10.12.2014 IN FOCUS

Education is a public good and has to be excluded from the TTIP negotiations

EAEA is deeply concerned by the Transatlantic Trade and Investment Partnership (TTIP) negotiations and its possible consequences. EAEA wants to firmly underline that (adult) education is a public good and asks the European Commission and the Member States to exclude (adult) education from the negotiations.

The TTIP negotiations have so far taken place behind closed doors, and civil society positions have not been included. The TTIP is a very bad example of stakeholder involvement of in key EU developments – we demand a stronger involvement of civil society organisations that represent European citizens’ interests.

From information that other organisations have leaked and/or commented, EAEA knows that the documents so far say that "services supplied in the exercise of governmental authority" will be excluded from the negotiations. This formulation is dangerous and weak, as it opens the floor to various interpretations and even contradicting interpretations. EAEA agrees with the European Trade Union Committee for Education's (ETUCE) argument that "proposed exceptions would apply only to services that are provided on a non-commercial basis and not in competition with other suppliers. In other words, if any part of a country’s education system is provided on a commercial or for-fee basis, or if private schools operate, education may not benefit from the general exclusion. In education systems throughout the EU some elements of fees are common, e.g. students fees and school books." This clearly means that the phrasing of the exception is inadequate and insufficient. It has to be formulated in a different way.

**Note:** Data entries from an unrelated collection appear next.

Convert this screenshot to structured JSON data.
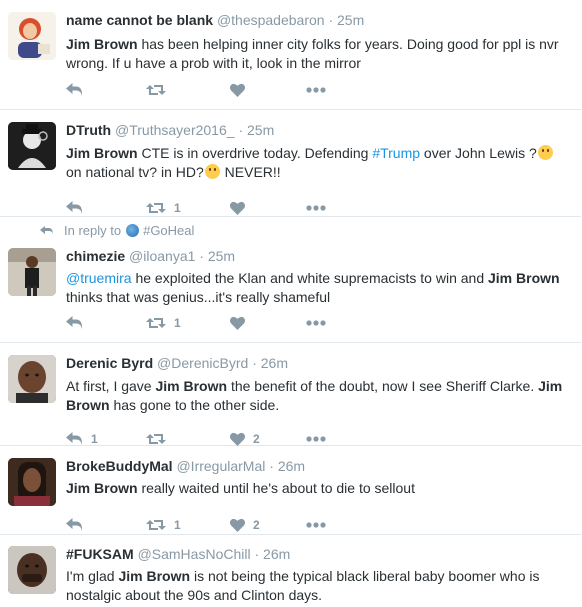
{
  "icons": {
    "reply": "reply-icon",
    "retweet": "retweet-icon",
    "like": "heart-icon",
    "more": "more-icon",
    "thinking": "thinking-face-emoji"
  },
  "colors": {
    "link": "#1b95e0",
    "muted": "#8899a6",
    "text": "#292f33"
  },
  "tweets": [
    {
      "name": "name cannot be blank",
      "handle": "@thespadebaron",
      "dot": "·",
      "time": "25m",
      "text": {
        "p1": "Jim Brown",
        "p2": " has been helping inner city folks for years. Doing good for ppl is nvr wrong. If u have a prob with it, look in the mirror"
      },
      "retweets": "",
      "likes": "",
      "replies": ""
    },
    {
      "name": "DTruth",
      "handle": "@Truthsayer2016_",
      "dot": "·",
      "time": "25m",
      "text": {
        "p1": "Jim Brown",
        "p2": " CTE is in overdrive today. Defending ",
        "p3": "#Trump",
        "p4": " over John Lewis ?",
        "p5": " on national tv? in HD?",
        "p6": " NEVER!!"
      },
      "retweets": "1",
      "likes": "",
      "replies": ""
    },
    {
      "reply_context": {
        "prefix": "In reply to",
        "target": "#GoHeal"
      },
      "name": "chimezie",
      "handle": "@iloanya1",
      "dot": "·",
      "time": "25m",
      "text": {
        "p1": "@truemira",
        "p2": " he exploited the Klan and white supremacists to win and ",
        "p3": "Jim Brown",
        "p4": " thinks that was genius...it's really shameful"
      },
      "retweets": "1",
      "likes": "",
      "replies": ""
    },
    {
      "name": "Derenic Byrd",
      "handle": "@DerenicByrd",
      "dot": "·",
      "time": "26m",
      "text": {
        "p1": "At first, I gave ",
        "p2": "Jim Brown",
        "p3": " the benefit of the doubt, now I see Sheriff Clarke. ",
        "p4": "Jim Brown",
        "p5": " has gone to the other side."
      },
      "replies": "1",
      "retweets": "",
      "likes": "2"
    },
    {
      "name": "BrokeBuddyMal",
      "handle": "@IrregularMal",
      "dot": "·",
      "time": "26m",
      "text": {
        "p1": "Jim Brown",
        "p2": " really waited until he's about to die to sellout"
      },
      "replies": "",
      "retweets": "1",
      "likes": "2"
    },
    {
      "name": "#FUKSAM",
      "handle": "@SamHasNoChill",
      "dot": "·",
      "time": "26m",
      "text": {
        "p1": "I'm glad ",
        "p2": "Jim Brown",
        "p3": " is not being the typical black liberal baby boomer who is nostalgic about the 90s and Clinton days."
      }
    }
  ]
}
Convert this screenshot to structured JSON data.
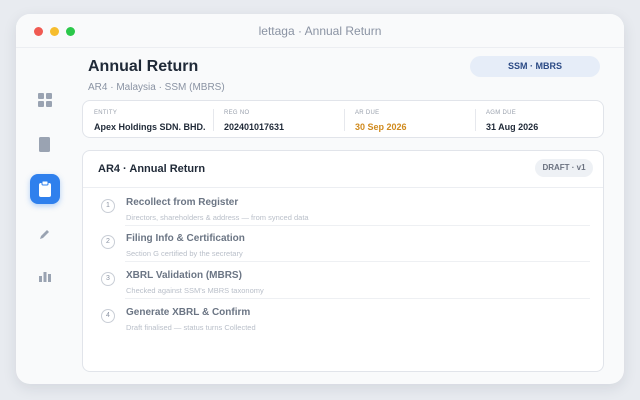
{
  "window": {
    "title": "lettaga · Annual Return"
  },
  "sidebar": {
    "items": [
      {
        "icon": "grid-icon"
      },
      {
        "icon": "document-icon"
      },
      {
        "icon": "clipboard-icon",
        "active": true
      },
      {
        "icon": "pen-icon"
      },
      {
        "icon": "bar-chart-icon"
      }
    ]
  },
  "header": {
    "title": "Annual Return",
    "subtitle": "AR4 · Malaysia · SSM (MBRS)",
    "badge": "SSM · MBRS"
  },
  "info": {
    "fields": [
      {
        "label": "ENTITY",
        "value": "Apex Holdings SDN. BHD."
      },
      {
        "label": "REG NO",
        "value": "202401017631"
      },
      {
        "label": "AR DUE",
        "value": "30 Sep 2026"
      },
      {
        "label": "AGM DUE",
        "value": "31 Aug 2026"
      }
    ]
  },
  "card": {
    "title": "AR4 · Annual Return",
    "badge": "DRAFT · v1",
    "steps": [
      {
        "num": "1",
        "title": "Recollect from Register",
        "desc": "Directors, shareholders & address — from synced data"
      },
      {
        "num": "2",
        "title": "Filing Info & Certification",
        "desc": "Section G certified by the secretary"
      },
      {
        "num": "3",
        "title": "XBRL Validation (MBRS)",
        "desc": "Checked against SSM's MBRS taxonomy"
      },
      {
        "num": "4",
        "title": "Generate XBRL & Confirm",
        "desc": "Draft finalised — status turns Collected"
      }
    ]
  },
  "colors": {
    "accent": "#2f80ed",
    "warning": "#d08a1d"
  }
}
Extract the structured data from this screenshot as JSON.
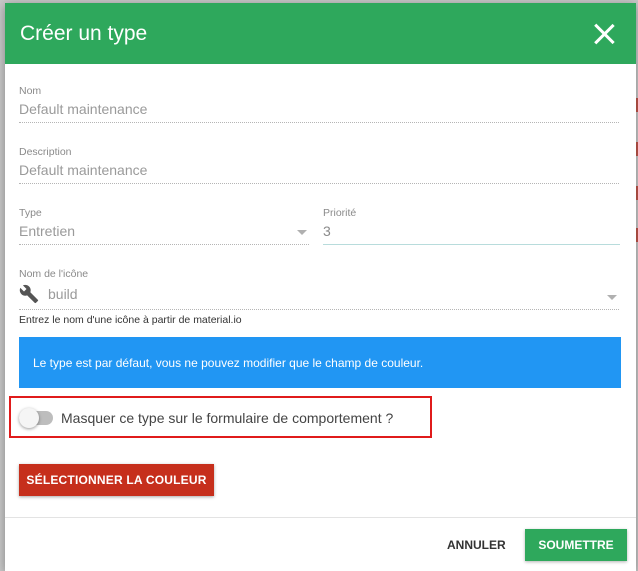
{
  "dialog": {
    "title": "Créer un type",
    "close_icon": "close-icon",
    "header_color": "#2ea85c"
  },
  "fields": {
    "nom": {
      "label": "Nom",
      "value": "Default maintenance"
    },
    "description": {
      "label": "Description",
      "value": "Default maintenance"
    },
    "type": {
      "label": "Type",
      "value": "Entretien"
    },
    "priorite": {
      "label": "Priorité",
      "value": "3"
    },
    "icone": {
      "label": "Nom de l'icône",
      "value": "build",
      "icon": "wrench-icon",
      "hint": "Entrez le nom d'une icône à partir de material.io"
    }
  },
  "info": {
    "text": "Le type est par défaut, vous ne pouvez modifier que le champ de couleur.",
    "color": "#2196f3"
  },
  "toggle": {
    "label": "Masquer ce type sur le formulaire de comportement ?",
    "checked": false
  },
  "buttons": {
    "color": "SÉLECTIONNER LA COULEUR",
    "color_bg": "#c62f1c",
    "cancel": "ANNULER",
    "submit": "SOUMETTRE"
  }
}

We have also been informed that adult education (e.g. literacy courses, but also other general and vocational provision) is part of the negotiations. We strongly oppose this inclusion – the European benchmark on adult education has decreased and stagnated instead of growing, which shows that it is already difficult to provide affordable adult education for learners. In many countries, this can only be achieved by very cheap, free-lance trainers or through volunteers – any added pressure through US companies would further undermine the provision of adult education.

EAEA also agrees with ETUCE that the "negative list approach" is dangerous and should be replaced by a "positive listing". Indeed, the latter is much clearer and will not lead in the future to conflicting interpretations. Other trade agreements have chosen this approach in the past that should be the one of all trade agreements, as it is safer for all parties and will avoid potential future disputes.

EAEA asks the European Commission and the Member States to entirely and formally exclude adult education and furthermore all public services from the negotiation on the TTIP. EAEA underlines that adult education is a public good and cannot be dependent on commercial and trade agreements.